Znieczulica



czyli: o sprawie pewnej klaczy i nie tylko



Niedawno (14.12.2008) otrzymaliśmy od jednej z zaprzyjaźnionych osób informację, że do stajni, z którą osoba ta jest na co dzień związana, wprowadziła się nowa pensjonariuszka. Była to 24-letnia klacz, pochodząca z pewnego śląskiego ośrodka jeździeckiego. Klacz została oddana przez właściciela Komitetowi Pomocy dla Zwierząt. Imię konia, dane poprzedniego właściciela i jego ośrodka oraz nazwę miejsca, gdzie zwierzę przebywa obecnie, z pewnych względów pominę.

Oto zdjęcia klaczy:







I kilka zdań z otrzymanego maila: Wyłysiałe miejsca (wygryzione) odsłaniają skórę tak słabą, suchą i cienką, że po przypadkowym JEDNYM przejechaniu po tym miękką szczotką skóra przetarła się do krwi. (...) Dzisiaj wyszła w derce na dwie godzinki na osobny wybieg. Bałam się, że wiatr ją przewróci. Włóczyła opojowate nogi za sobą, stękając przejmująco. (...) Jest spokojna i smutna, co właściwie, znając jej historię, można określić: jest zrezygnowana."
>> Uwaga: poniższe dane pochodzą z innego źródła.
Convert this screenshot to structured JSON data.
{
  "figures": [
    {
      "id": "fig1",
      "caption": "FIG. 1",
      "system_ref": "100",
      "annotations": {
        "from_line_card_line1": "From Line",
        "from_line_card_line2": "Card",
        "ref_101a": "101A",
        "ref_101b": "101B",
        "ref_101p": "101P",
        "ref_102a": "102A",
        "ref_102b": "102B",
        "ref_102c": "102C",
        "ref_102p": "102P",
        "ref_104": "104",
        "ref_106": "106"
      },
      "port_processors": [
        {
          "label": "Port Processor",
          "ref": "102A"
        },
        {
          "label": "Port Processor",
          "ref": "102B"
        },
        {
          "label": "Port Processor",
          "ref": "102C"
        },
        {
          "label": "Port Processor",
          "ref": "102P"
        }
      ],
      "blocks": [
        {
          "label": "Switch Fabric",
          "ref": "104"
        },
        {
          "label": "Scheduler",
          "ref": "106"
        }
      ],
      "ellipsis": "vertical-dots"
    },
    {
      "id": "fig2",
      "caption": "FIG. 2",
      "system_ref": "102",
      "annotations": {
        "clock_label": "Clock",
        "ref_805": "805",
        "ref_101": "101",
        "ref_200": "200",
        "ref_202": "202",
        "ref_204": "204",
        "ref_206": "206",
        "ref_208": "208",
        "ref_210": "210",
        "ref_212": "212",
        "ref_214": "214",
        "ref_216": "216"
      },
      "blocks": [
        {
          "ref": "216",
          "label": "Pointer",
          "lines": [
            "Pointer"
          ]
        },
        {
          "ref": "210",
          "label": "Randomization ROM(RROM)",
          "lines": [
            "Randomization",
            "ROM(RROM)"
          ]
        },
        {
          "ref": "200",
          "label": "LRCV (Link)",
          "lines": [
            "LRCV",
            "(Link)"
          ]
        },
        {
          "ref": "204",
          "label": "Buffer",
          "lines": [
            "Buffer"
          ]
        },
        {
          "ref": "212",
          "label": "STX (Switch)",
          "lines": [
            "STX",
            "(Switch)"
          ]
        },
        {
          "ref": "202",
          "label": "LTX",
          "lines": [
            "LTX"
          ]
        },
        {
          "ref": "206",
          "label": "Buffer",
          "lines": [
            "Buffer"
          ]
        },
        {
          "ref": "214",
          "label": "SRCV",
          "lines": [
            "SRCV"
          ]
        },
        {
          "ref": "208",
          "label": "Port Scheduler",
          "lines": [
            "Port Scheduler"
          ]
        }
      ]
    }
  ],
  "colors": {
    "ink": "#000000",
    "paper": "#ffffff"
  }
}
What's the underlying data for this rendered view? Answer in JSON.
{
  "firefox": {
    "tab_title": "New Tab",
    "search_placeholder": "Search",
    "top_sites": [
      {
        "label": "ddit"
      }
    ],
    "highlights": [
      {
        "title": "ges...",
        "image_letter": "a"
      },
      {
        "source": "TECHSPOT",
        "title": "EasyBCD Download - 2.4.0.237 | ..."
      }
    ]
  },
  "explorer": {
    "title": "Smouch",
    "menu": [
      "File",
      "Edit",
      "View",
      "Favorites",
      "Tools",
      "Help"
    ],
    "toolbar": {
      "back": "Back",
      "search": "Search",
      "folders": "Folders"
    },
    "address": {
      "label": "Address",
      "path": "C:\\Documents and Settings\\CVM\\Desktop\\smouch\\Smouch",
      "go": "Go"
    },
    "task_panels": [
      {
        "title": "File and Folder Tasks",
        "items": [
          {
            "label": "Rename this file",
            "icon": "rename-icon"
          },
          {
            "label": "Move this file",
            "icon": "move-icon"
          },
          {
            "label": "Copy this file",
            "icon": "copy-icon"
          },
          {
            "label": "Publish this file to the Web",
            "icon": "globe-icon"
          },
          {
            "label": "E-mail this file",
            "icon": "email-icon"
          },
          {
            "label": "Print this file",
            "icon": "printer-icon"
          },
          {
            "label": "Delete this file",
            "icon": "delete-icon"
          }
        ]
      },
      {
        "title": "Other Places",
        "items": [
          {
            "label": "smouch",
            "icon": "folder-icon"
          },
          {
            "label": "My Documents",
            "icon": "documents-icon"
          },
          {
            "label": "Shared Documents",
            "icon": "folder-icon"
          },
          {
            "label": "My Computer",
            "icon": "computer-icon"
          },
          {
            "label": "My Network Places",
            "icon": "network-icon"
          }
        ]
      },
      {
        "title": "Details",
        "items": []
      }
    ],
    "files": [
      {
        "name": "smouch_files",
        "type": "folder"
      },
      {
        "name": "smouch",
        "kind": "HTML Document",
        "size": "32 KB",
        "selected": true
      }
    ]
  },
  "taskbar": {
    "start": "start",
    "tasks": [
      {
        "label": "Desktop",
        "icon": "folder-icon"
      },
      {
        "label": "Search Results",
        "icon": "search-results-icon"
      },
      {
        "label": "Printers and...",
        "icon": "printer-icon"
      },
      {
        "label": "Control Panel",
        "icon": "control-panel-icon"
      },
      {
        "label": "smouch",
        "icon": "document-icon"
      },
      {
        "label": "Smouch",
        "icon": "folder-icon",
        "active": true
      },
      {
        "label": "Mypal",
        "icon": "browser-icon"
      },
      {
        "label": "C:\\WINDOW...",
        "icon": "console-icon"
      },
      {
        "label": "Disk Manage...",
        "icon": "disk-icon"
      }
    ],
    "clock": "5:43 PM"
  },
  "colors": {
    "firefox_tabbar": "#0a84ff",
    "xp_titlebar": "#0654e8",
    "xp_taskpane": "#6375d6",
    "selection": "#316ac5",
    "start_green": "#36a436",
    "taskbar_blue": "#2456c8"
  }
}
Po 24-letnim koniu nikt nie spodziewa się wigoru, umięśnienia, doskonałej sylwetki (choć znamy wspaniałe wyjątki). W większości stajni lub ośrodków jeździeckich konia w tym wieku zazwyczaj także nie inwestuje się, nie podaje mu wymyślnych dodatków paszowych, czy nawet samej paszy w nadmiarze, nie kuje, oszczędza się też na zabiegach weterynaryjnych. Lecz w tym przypadku sprawa jest jasna: zwierzę jest silnie wychudzone, ma trudności z poruszaniem się, cierpi na schorzenia stawów. Prawdopodobnie też w poprzednim miejscu nie było należycie pojone. A przy tym niemal do samego końca pracowało pod siodłem w rekreacji. Za wieloletnią pracę zapłacono klaczy głodówką, a poprzedniemu właścicielowi nie chciało się nawet konia przed oddaniem wyczyścić, ot, choćby dla zachowania pozorów...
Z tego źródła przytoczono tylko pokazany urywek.